Il faut ajouter que les études internationales montrent une fréquence importante de violences conjugales judiciairement définies chez les hommes qui exigent une résidence alternée, laquelle a alors pour but de maintenir son ex-compagne sous son emprise.

NOTRE DEMANDE

Nous considérons donc indispensable qu’il ne puisse pas y avoir de résidence alternée au rythme égalitaire ou son équivalent « fragmenté » pour des enfants âgés de moins de 6 ans imposés judiciairement, et que le calendrier de Brazelton révisé en 2013 soit appliqué à défaut d’entente entre les parents.

Nous considérons aussi que la médiation ne peut pas devenir une obligation car toutes les études montrent qu’elle doit être évitée en cas de situation de violence conjugale physique ou psychologique (emprise d’un conjoint sur l’autre).

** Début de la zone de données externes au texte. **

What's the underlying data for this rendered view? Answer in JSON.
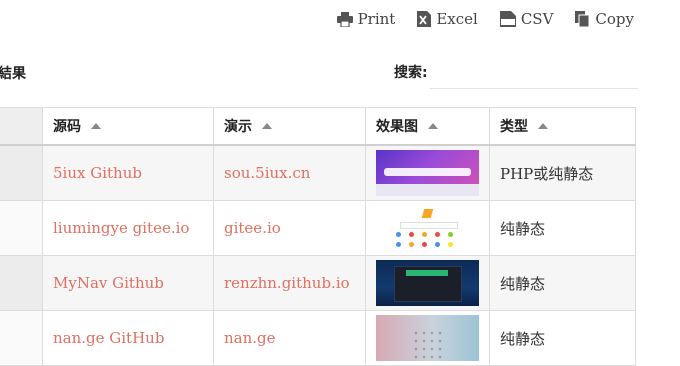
{
  "toolbar": {
    "print": "Print",
    "excel": "Excel",
    "csv": "CSV",
    "copy": "Copy"
  },
  "page_title_partial": "結果",
  "search": {
    "label": "搜索:",
    "value": ""
  },
  "table": {
    "headers": [
      "",
      "源码",
      "演示",
      "效果图",
      "类型"
    ],
    "rows": [
      {
        "source": "5iux Github",
        "demo": "sou.5iux.cn",
        "thumb": "5iux-preview",
        "type": "PHP或纯静态"
      },
      {
        "source": "liumingye gitee.io",
        "demo": "gitee.io",
        "thumb": "liumingye-preview",
        "type": "纯静态"
      },
      {
        "source": "MyNav Github",
        "demo": "renzhn.github.io",
        "thumb": "mynav-preview",
        "type": "纯静态"
      },
      {
        "source": "nan.ge GitHub",
        "demo": "nan.ge",
        "thumb": "nange-preview",
        "type": "纯静态"
      }
    ]
  },
  "colors": {
    "link": "#e07060",
    "border": "#dcdcdc",
    "stripe": "#f6f6f6"
  }
}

Nous vous demandons donc de vous opposer à cette proposition de loi construite uniquement pour certains adultes au détriment des enfants. Et nous demandons que les professionnels pédopsychiatres et psychologues qui se sont spécialisés dans ce domaine et qui sont au courant des recherches considérées comme méthodologiquement valables  soient auditionnés avant toute présentation d’une loi concernant ces sujets.

Nous nous tenons à votre disposition et vous prions de croire, Madame la Députée, Monsieur le Député, à nos salutations distinguées.

 

  • Bernard GOLSE, Professeur de pédopsychiatrie à l’Université Paris Descartes, chef de service à l’Hôpital Necker-Enfants malades
  • Maurice BERGER, ancien chef de service en pédopsychiatrie au CHU de Saint Etienne, ex-professeur associé de psychologie de l’enfant, membre titulaire de la Société française de psychiatrie de l’enfant
  • Albert CICCONE, psychologue clinicien, Professeur de psychologie et psychopathologie de l’enfant à l’Université Lyon 2
  • Emmanuelle BONNEVILLE-BARUCHEL, psychologue clinicienne, MCF en psychologie et psychopathologie de l’enfant à l’Université Lyon 2
  • Eugénie IZARD, pédopsychiatre, présidente du Réseau Professionnel pour la  Protection de l’Enfance et de l’Adolescence (REPPEA)
  • Gérard LOPEZ, psychiatre, Vice-président du Conseil National Professionnel
    de Médecine légale
  • Jacqueline PHELIP, Présidente de « L’enfant d’abord », auteure de « Le livre noir de la garde alternée » ( Dunod 2006) et de « Divorce séparation les enfants sont-ils protégés » (Dunod 2012)
  • Hélène ROMANO, psychologue, Docteur en psychopathologie-HDR
  • Muriel SALMONA, psychiatre, psychotraumatologue, Présidente de l’association mémoire traumatique. Auteur du livre noir des violences sexuelles chez Dunod (2013)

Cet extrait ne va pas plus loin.